Kovask roula lentement dans le flot de la circulation, expliqua à son compagnon ce qu’il attendait de lui.

— Nous allons nous poster en face des bureaux d’un certain Mervin. Le personnel sortira à midi pour aller déjeuner. Les bureaux ferment entre midi et 14 heures. Vous n’aurez qu’à regarder les femmes qui sortiront.

Il trouva difficilement une bonne place, juste en face de l’immeuble en question, dut faire plusieurs fois le tour du pâté de maisons.

— Est-ce que votre syndicat de transporteurs avait des relations avec la Banque Allemande pour le Chili ?

Enfoncé dans son siège, une cigarette piquée entre ses lèvres, Varegas parut réfléchir :

— J’ai entendu ce nom. C’est possible, mais je ne peux rien vous garantir.

— Essayez de vous souvenir.

Enfin, il put faire un créneau entre deux voitures.

— On va attendre là-dedans ? demanda Varegas inquiet. Il peut y avoir une patrouille.

— Je sais, mais la sortie des bureaux approche, et il nous faut en prendre le risque.

Kovask surveillait également les gens qui pénétraient dans l’immeuble, essayant de se souvenir de certains visages, mais cette attention soutenue ne donna pas grand-chose.

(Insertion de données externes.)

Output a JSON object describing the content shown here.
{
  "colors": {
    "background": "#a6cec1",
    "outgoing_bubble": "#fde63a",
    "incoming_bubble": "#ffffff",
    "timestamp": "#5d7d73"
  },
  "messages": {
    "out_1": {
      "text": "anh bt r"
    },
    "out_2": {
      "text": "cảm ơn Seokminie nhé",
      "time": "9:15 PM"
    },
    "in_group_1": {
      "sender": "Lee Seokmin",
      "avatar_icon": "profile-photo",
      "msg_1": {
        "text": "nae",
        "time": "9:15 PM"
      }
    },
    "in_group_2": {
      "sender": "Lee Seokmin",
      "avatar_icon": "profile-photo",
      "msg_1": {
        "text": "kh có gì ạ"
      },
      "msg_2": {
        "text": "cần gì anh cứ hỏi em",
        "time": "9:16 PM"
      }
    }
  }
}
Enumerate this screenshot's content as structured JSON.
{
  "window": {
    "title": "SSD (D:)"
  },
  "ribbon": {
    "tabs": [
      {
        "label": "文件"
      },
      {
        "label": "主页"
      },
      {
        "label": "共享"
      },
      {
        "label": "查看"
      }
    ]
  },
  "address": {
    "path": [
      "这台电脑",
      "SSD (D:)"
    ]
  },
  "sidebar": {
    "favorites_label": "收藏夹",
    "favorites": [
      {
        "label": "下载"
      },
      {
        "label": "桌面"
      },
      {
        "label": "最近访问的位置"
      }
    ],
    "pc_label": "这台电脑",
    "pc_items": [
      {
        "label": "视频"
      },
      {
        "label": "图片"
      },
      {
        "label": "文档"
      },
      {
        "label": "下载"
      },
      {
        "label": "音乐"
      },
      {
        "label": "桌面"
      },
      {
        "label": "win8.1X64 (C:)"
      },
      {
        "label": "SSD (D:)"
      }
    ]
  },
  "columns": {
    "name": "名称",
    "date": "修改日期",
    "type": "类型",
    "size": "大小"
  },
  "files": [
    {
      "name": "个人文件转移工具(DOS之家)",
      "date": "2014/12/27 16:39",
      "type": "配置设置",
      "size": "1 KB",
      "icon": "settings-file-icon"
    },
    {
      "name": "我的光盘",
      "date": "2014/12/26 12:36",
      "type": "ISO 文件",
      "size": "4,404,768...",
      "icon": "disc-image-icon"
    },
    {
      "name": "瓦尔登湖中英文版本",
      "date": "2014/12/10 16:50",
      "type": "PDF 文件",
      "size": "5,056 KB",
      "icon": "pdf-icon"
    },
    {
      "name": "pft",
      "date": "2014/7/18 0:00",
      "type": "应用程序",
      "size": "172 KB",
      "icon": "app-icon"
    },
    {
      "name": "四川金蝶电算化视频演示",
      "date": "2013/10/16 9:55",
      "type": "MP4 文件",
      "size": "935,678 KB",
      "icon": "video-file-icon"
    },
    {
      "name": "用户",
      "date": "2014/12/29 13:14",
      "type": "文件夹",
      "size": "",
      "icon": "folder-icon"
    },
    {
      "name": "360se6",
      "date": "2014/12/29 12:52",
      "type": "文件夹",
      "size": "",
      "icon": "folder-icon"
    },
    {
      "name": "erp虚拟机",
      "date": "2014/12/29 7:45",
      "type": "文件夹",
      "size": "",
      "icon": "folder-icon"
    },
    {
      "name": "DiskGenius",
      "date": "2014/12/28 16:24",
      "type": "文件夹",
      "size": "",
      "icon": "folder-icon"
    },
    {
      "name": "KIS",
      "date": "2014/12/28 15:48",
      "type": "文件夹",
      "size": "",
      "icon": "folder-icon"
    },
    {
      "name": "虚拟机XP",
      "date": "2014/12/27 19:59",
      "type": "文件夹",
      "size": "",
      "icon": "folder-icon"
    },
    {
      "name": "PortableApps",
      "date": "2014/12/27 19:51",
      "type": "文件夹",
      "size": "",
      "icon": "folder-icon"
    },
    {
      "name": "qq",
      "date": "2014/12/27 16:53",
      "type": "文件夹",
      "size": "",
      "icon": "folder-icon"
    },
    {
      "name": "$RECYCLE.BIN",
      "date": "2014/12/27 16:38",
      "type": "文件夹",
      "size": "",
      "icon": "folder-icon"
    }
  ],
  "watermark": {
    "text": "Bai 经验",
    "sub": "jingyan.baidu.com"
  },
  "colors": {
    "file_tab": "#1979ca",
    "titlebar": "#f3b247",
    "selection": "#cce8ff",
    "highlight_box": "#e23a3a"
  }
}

Puis midi sonna quelque part dans le quartier. L’immeuble devait comporter d’autres bureaux que ceux de Mervin, car de très jeunes filles en minijupe sortirent en discutant et en riant très fort.

— Ce doit être un cours de secrétariat, dit Varegas.

— Possible.

— Attention, voilà Michaël Mervin !… Je le reconnais parfaitement. Il n’a pas changé. Il a l’air d’un bon garçon comme ça, avec son visage rond et ses lunettes, son air dans la lune.

Mervin se dirigeait tranquillement vers une Chevrolet déjà ancienne, s’installait au volant. Ils l’avaient suivie du regard, et faillirent manquer la sortie du personnel.

— La voilà, dit Varegas la voix vibrante. La grosse fille qui porte une veste à col fourré. Elle est toute seule.

— Vous êtes sûr ?

— Absolument, dit Varegas. Je la reconnais parfaitement. Vous n’avez qu’à regarder ses jambes.

— Je n’ai plus besoin de vous, dit Kovask. Rentrez dans votre quartier. Je vous reverrai prochainement. Vous vous souvenez toujours des numéros de ces marks ?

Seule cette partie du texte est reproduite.